La crise sanitaire pèse sur le pouvoir d’achat. Pour conserver leur clientèle, les enseignes alimentaires s’engagent dans une guerre des prix dont tout le monde ne sortira pas indemne.
Quelles seront les conséquences de la pandémie de Covid-19 sur le secteur de la grande distribution alimentaire ? Jusqu’ici, les enseignes ont réussi à éviter la tempête. Les ventes ont résisté et même, pour certaines enseignes, progressé. « La situation sert la grande distribution parce que le nombre de repas pris à domicile a augmenté », explique Olivier Dauvers, expert en grande distribution.
Un horizon chargé
Mais l’horizon s’annonce incertain car « les marges de manœuvre budgétaires des ménages se réduisent et il y a peu de chances que le pouvoir d’achat reparte de l’avant rapidement », pronostique Philippe Goetzmann, consultant stratégique retail et grande consommation. Dans ces conditions, « il faut s’attendre à une concurrence accrue de la part des distributeurs qui va s’accompagner de fortes tensions sur les prix », estime l’expert.

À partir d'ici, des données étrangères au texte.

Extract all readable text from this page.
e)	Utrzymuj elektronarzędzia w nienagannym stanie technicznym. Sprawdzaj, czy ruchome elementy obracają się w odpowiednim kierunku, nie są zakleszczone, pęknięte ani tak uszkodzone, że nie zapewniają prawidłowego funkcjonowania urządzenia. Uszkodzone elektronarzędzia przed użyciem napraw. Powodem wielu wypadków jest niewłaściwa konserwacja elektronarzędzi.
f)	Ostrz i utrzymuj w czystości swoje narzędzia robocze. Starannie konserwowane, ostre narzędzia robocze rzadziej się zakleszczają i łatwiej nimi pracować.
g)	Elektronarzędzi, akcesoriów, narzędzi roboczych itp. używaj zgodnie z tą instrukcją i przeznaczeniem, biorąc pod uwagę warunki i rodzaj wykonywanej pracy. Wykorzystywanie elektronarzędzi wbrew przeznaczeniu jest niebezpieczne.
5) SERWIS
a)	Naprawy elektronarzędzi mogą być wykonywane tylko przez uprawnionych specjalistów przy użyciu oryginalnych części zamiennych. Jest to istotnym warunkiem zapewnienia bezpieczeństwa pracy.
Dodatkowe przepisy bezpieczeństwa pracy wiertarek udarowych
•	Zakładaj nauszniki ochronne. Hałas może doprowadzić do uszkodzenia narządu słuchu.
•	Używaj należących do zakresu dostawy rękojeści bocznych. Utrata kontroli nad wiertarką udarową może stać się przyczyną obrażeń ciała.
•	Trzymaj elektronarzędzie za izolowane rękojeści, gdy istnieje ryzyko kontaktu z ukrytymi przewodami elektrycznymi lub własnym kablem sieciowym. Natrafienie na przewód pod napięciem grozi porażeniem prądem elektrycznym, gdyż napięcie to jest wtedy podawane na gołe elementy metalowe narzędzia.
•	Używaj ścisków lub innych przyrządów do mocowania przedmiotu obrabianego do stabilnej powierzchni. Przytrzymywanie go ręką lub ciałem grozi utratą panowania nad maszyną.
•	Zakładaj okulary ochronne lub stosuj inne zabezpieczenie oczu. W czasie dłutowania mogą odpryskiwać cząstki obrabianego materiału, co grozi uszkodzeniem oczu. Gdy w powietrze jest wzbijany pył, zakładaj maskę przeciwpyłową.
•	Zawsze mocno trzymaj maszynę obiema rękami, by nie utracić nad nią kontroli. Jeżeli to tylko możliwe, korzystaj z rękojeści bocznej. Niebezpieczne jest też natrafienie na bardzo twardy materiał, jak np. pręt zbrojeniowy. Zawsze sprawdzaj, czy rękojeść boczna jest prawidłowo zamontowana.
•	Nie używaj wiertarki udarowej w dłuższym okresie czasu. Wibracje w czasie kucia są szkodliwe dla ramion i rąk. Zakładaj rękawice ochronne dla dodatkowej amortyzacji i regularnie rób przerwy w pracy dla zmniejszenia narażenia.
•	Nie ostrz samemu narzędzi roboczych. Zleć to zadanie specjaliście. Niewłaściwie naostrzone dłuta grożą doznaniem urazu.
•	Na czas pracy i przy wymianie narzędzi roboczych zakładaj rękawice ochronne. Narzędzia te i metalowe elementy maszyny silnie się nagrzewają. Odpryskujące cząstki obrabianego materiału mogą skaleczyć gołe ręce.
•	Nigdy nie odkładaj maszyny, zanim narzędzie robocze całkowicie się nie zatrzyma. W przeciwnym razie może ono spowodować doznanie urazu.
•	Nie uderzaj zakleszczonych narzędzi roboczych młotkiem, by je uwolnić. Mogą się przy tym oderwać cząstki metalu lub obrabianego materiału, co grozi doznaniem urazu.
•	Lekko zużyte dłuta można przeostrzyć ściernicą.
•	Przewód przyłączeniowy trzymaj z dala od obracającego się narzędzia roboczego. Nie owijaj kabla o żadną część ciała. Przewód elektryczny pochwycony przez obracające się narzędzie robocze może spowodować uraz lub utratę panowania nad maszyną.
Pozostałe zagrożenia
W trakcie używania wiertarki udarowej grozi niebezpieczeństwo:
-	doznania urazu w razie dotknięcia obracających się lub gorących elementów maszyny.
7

Cette guerre tarifaire a déjà commencé. Bien que les ventes de produits bios s’envolent, le différentiel de croissance entre produits traditionnels et produits bios est au plus bas depuis huit ou neuf ans. Ce qui prouve que la guerre des prix atteint également les produits bios dont la demande pourrait justifier une hausse des prix.
Redistribution des cartes
Selon Philippe Goetzmann, tout le monde ne sortira pas indemne de cette course aux prix. Même si la grande distribution sera relativement préservée : « Il va y avoir de la casse et, comme à chaque fois, les plus solides rachèteront les plus faibles ou les laisseront disparaitre pour prendre la place vacante ».
Mécaniquement, cela renforcera la concentration dans le secteur. Mais cette redistribution des cartes ne sera guère visible pour le grand public. « Le nombre d’enseignes ne va pas diminuer, car les consommateurs attendent de la différenciation, simplement ces dernières seront concentrées entre les mains d’une frange d’acteurs plus réduite », analyse l’expert.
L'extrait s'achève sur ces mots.